Die Stahl Gerlafingen AG macht schwierige Zeiten durch. 2015 hat sie zwar viel produziert, aber wenig verdient. Zu schaffen machte dem Stahlwerk die Eurokrise, das mässige Wirtschaftswachstum in Europa und dass China den Weltmarkt mit Billig-Stahl überschwemmte.

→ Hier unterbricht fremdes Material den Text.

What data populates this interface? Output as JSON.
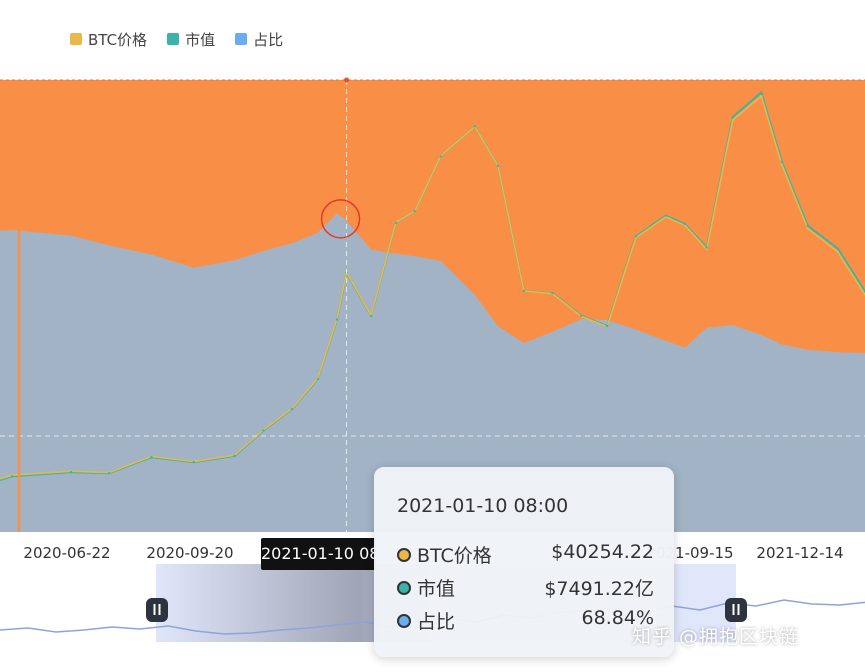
{
  "chart_data": {
    "type": "area",
    "legend": [
      {
        "name": "BTC价格",
        "color": "#e8b84a"
      },
      {
        "name": "市值",
        "color": "#3ab3a8"
      },
      {
        "name": "占比",
        "color": "#6aaef0"
      }
    ],
    "legend_position": "top-left",
    "x_tick_labels": [
      "2020-06-22",
      "2020-09-20",
      "2021-01-10 08:00",
      "2021-09-15",
      "2021-12-14"
    ],
    "x": [
      "2020-04-10",
      "2020-05-10",
      "2020-06-22",
      "2020-07-20",
      "2020-08-20",
      "2020-09-20",
      "2020-10-20",
      "2020-11-10",
      "2020-12-01",
      "2020-12-20",
      "2021-01-03",
      "2021-01-10",
      "2021-01-28",
      "2021-02-15",
      "2021-03-01",
      "2021-03-20",
      "2021-04-14",
      "2021-05-01",
      "2021-05-20",
      "2021-06-10",
      "2021-07-01",
      "2021-07-20",
      "2021-08-10",
      "2021-09-01",
      "2021-09-15",
      "2021-10-01",
      "2021-10-20",
      "2021-11-10",
      "2021-11-25",
      "2021-12-14",
      "2022-01-05",
      "2022-01-25"
    ],
    "series": [
      {
        "name": "BTC价格",
        "values": [
          6900,
          8800,
          9400,
          9200,
          11700,
          10900,
          11900,
          15800,
          19100,
          23800,
          33000,
          40254,
          33500,
          47900,
          49700,
          58200,
          62800,
          56700,
          37300,
          36900,
          33400,
          31800,
          45600,
          48800,
          47500,
          43800,
          63800,
          67500,
          56900,
          47000,
          43400,
          36800
        ]
      },
      {
        "name": "市值",
        "values": [
          1260,
          1610,
          1730,
          1700,
          2160,
          2020,
          2200,
          2930,
          3550,
          4420,
          6140,
          7491.22,
          6240,
          8930,
          9270,
          10850,
          11720,
          10580,
          6960,
          6900,
          6250,
          5950,
          8540,
          9140,
          8900,
          8220,
          11990,
          12700,
          10700,
          8850,
          8190,
          6950
        ]
      },
      {
        "name": "占比",
        "values": [
          66.5,
          66.8,
          65.6,
          63.4,
          61.4,
          58.5,
          60.1,
          62.2,
          63.9,
          66.2,
          70.5,
          68.84,
          62.5,
          61.6,
          61.0,
          60.0,
          52.5,
          45.5,
          41.8,
          44.3,
          47.1,
          46.9,
          44.8,
          42.3,
          40.8,
          45.2,
          45.8,
          43.6,
          41.5,
          40.3,
          39.8,
          39.6
        ]
      }
    ],
    "ylim_ratio": [
      0,
      100
    ],
    "crosshair_x": "2021-01-10"
  },
  "tooltip": {
    "date": "2021-01-10 08:00",
    "rows": [
      {
        "name": "BTC价格",
        "value": "$40254.22",
        "color": "#e8b84a"
      },
      {
        "name": "市值",
        "value": "$7491.22亿",
        "color": "#3ab3a8"
      },
      {
        "name": "占比",
        "value": "68.84%",
        "color": "#6aaef0"
      }
    ]
  },
  "watermark": "知乎 @拥抱区块链"
}
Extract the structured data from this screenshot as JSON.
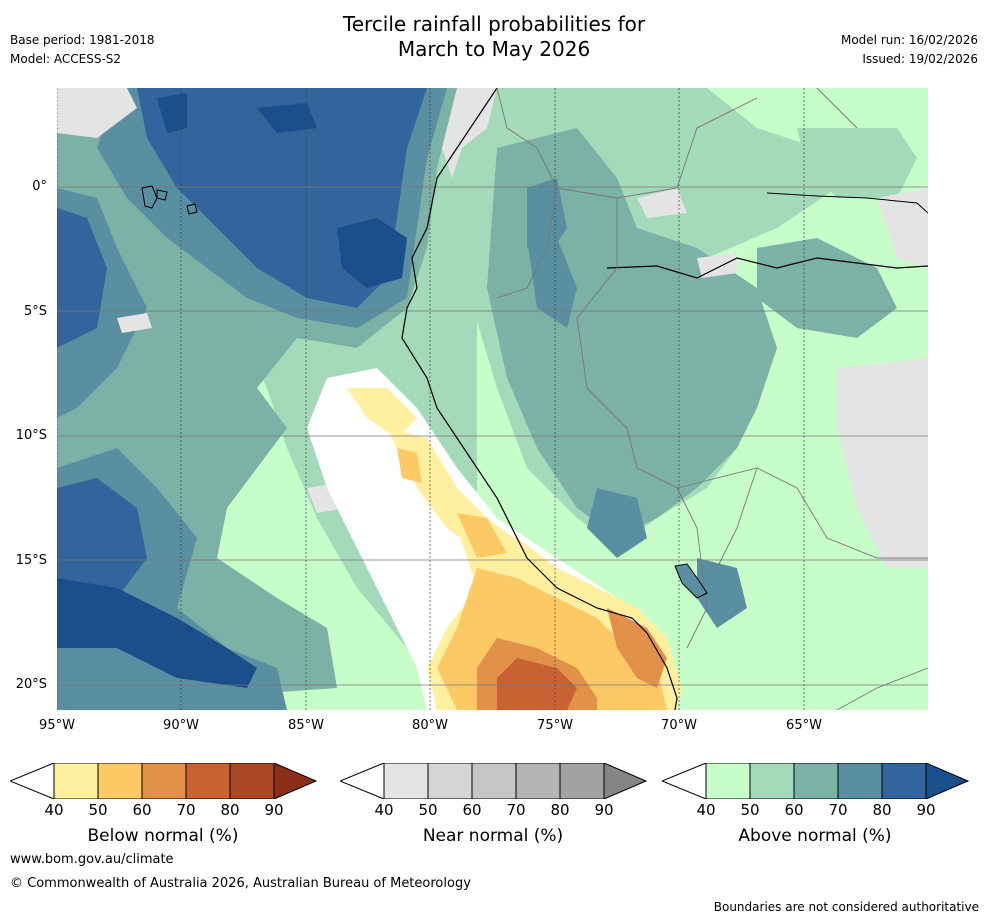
{
  "title": {
    "line1": "Tercile rainfall probabilities for",
    "line2": "March to May 2026"
  },
  "header": {
    "base_period": "Base period: 1981-2018",
    "model": "Model: ACCESS-S2",
    "model_run": "Model run: 16/02/2026",
    "issued": "Issued: 19/02/2026"
  },
  "map": {
    "lat_ticks": [
      "0°",
      "5°S",
      "10°S",
      "15°S",
      "20°S"
    ],
    "lon_ticks": [
      "95°W",
      "90°W",
      "85°W",
      "80°W",
      "75°W",
      "70°W",
      "65°W"
    ]
  },
  "colorbars": [
    {
      "label": "Below normal (%)",
      "ticks": [
        "40",
        "50",
        "60",
        "70",
        "80",
        "90"
      ],
      "colors": [
        "#fff0a0",
        "#fdc965",
        "#e1914a",
        "#c96232",
        "#ad4824",
        "#8c2e18"
      ]
    },
    {
      "label": "Near normal (%)",
      "ticks": [
        "40",
        "50",
        "60",
        "70",
        "80",
        "90"
      ],
      "colors": [
        "#e4e4e4",
        "#d5d5d5",
        "#c6c6c6",
        "#b5b5b5",
        "#a2a2a2",
        "#858585"
      ]
    },
    {
      "label": "Above normal (%)",
      "ticks": [
        "40",
        "50",
        "60",
        "70",
        "80",
        "90"
      ],
      "colors": [
        "#c7fdc9",
        "#a4dab9",
        "#7cb1a6",
        "#5a8fa2",
        "#33649c",
        "#1a4f8c"
      ]
    }
  ],
  "footer": {
    "website": "www.bom.gov.au/climate",
    "copyright": "© Commonwealth of Australia 2026, Australian Bureau of Meteorology",
    "disclaimer": "Boundaries are not considered authoritative"
  }
}
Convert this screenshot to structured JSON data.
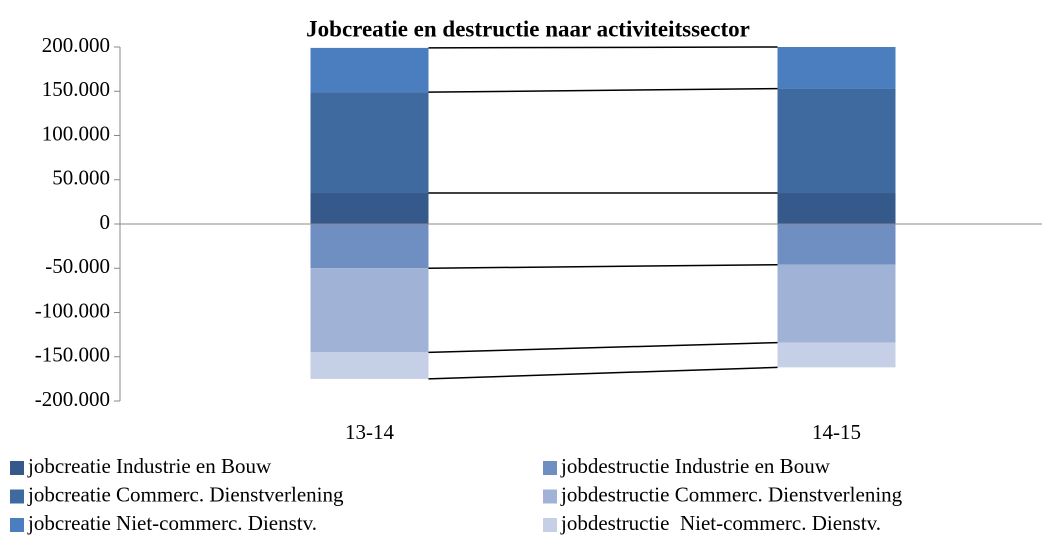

Bestehen kann die Solothurner Stahl-Firma nur, wenn sie die Kosten im Griff hat. Das ist der Grund, weshalb sie den Ofen in diesem Sommer erstmals nicht mehr abstellt.
Das Lager als Risiko
Bislang wurde die Produktion im Sommer jeweils für zwei oder drei Wochen unterbrochen. In dieser Zeit wurden die Anlagen revidiert. Um trotzdem Stahl verkaufen zu können, wurde in Gerlafingen jeweils vor dem Sommer das Lager gefüllt.
Das finanzielle Risiko, Stahl ab Lager zu verkaufen, ist in letzter Zeit aber stark gewachsen, erklärt Werkleiter Daniel Aebli gegenüber Radio SRF. Weil heute die Rohstoff- und Stahlpreise von einem Monat zum anderen stark schwanken, kann es sein, dass die Gerlafinger vor dem Sommer teuren Stahl produzieren, weil die Schrottpreise gerade hoch sind, den Stahl wenige Wochen später aber billiger verkaufen müssen, weil die Preise wieder gefallen sind. «Da kann man viel Geld verlieren», sagt Aebli.
Längere Winterpause
Das Stahlwerk will also das finanzielle Risiko, das eine Sommerpause mit sich bringt, reduzieren. Ohne Pause geht es aber nicht. Die Anlagen werden extrem beansprucht und müssen regelmässig revidiert werden. So muss beispielsweise der Betrieb einmal pro Woche unterbrochen werden, um die Ofenverkleidung zu erneuern.
Weil die Anlagen im Sommer nun nicht mehr still stehen, um die nötigen Revisionen vorzunehmen, wird neu die Produktionspause im Winter verlängert. Bislang wurden die Maschinen jeweils um Weihnachten herum abgestellt. Nun werde man den Ofen im Dezember schon in der ersten Monatshälfte abschalten, stellt Werkleiter Aebli in Aussicht.
Die längere Winterpause ist im Gegensatz zur Sommerpause ein kleineres finanzielles Risiko. Im Winter machen auch viele Baufirmen Pause und benötigen kaum Stahl für ihre Baustellen.
Finanziell auf Kurs, aber…
Die Stahl Gerlafingen AG gehört zum italienischen Konzern Beltrame. Das Solothurner Stahlwerk ist eines der am besten ausgelasteten Europas. «Unsere Leute machen einen guten Job», betont Daniel Aebli. Trotzdem kommt das Unternehmen finanziell gesehen derzeit nur gerade so über die Runden.
289 Millionen Franken Umsatz und 8,7 Millionen Franken Gewinn will Stahl Gerlafingen in diesem Jahr erzielen. «Ertragsmässig sind wir genau auf Zielkurs», sagt Aebli Mitte Jahr. Er weiss aber, dass die grosse Firma mit 474 Angestellten eigentlich einen höheren Gewinn machen müsste, um auf längere Sicht nötige Investitionen sichern zu können.